2. Identify Risks that May Result in Material Misstatements: The auditor must evaluate an organization’s business risks (threats to the organization’s ability to achieve its objectives). An organization’s business risks can arise or change due to new personnel, new or restructured information systems, corporate restructuring, and rapid growth to name a few.
3. Evaluate the Organization’s Response to those Risks: Once the auditor has evaluated the organization’s response to the assessed risks, the auditor should then obtain evidence of management’s actions toward those risks.

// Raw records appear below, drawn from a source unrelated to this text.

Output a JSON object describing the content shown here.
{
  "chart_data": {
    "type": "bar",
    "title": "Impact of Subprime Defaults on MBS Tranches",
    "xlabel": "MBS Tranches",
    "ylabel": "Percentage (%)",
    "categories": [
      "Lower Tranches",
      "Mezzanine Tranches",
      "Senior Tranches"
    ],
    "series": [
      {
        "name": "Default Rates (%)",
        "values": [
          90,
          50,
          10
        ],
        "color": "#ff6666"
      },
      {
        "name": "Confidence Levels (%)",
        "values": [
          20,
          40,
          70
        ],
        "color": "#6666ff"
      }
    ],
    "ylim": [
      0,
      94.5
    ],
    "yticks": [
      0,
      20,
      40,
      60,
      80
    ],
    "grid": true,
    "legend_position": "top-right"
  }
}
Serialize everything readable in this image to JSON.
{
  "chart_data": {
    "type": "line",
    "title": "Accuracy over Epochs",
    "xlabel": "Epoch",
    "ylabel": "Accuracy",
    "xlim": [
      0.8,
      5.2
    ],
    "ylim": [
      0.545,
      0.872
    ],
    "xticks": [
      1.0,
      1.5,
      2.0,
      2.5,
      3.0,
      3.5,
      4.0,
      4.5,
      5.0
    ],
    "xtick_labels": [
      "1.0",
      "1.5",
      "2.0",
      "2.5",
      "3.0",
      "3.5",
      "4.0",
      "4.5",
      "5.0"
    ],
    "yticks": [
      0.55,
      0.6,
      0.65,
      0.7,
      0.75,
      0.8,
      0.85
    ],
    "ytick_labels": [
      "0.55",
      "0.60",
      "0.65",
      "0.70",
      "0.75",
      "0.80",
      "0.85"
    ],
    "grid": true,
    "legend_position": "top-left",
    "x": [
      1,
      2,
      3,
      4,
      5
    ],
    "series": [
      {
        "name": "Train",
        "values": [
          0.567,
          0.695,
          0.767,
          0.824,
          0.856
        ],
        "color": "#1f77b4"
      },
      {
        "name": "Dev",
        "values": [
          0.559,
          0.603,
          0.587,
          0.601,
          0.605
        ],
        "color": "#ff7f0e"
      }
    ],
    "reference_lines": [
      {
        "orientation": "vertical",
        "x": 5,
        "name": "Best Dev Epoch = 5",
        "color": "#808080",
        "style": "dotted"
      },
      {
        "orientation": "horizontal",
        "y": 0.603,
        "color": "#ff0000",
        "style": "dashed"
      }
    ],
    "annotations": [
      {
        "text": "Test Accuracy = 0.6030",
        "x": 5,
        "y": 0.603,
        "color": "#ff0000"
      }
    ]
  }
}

The organization’s response (or lack thereof) to any business risks will impact the auditor’s assessed level of audit risk.
4. Assess the Risk of Material Misstatement: Based on the knowledge obtained in evaluating the organization’s responses to business risks, the auditor then assesses the risk of material misstatements and determines specific audit procedures that are necessary based on that risk assessment.
5. Evaluate Results and Issue Audit Report: At this level, the auditor should determine if the assessments of risks were appropriate and whether sufficient evidence was obtained. The auditor will issue either an unqualified or qualified audit report based on their findings.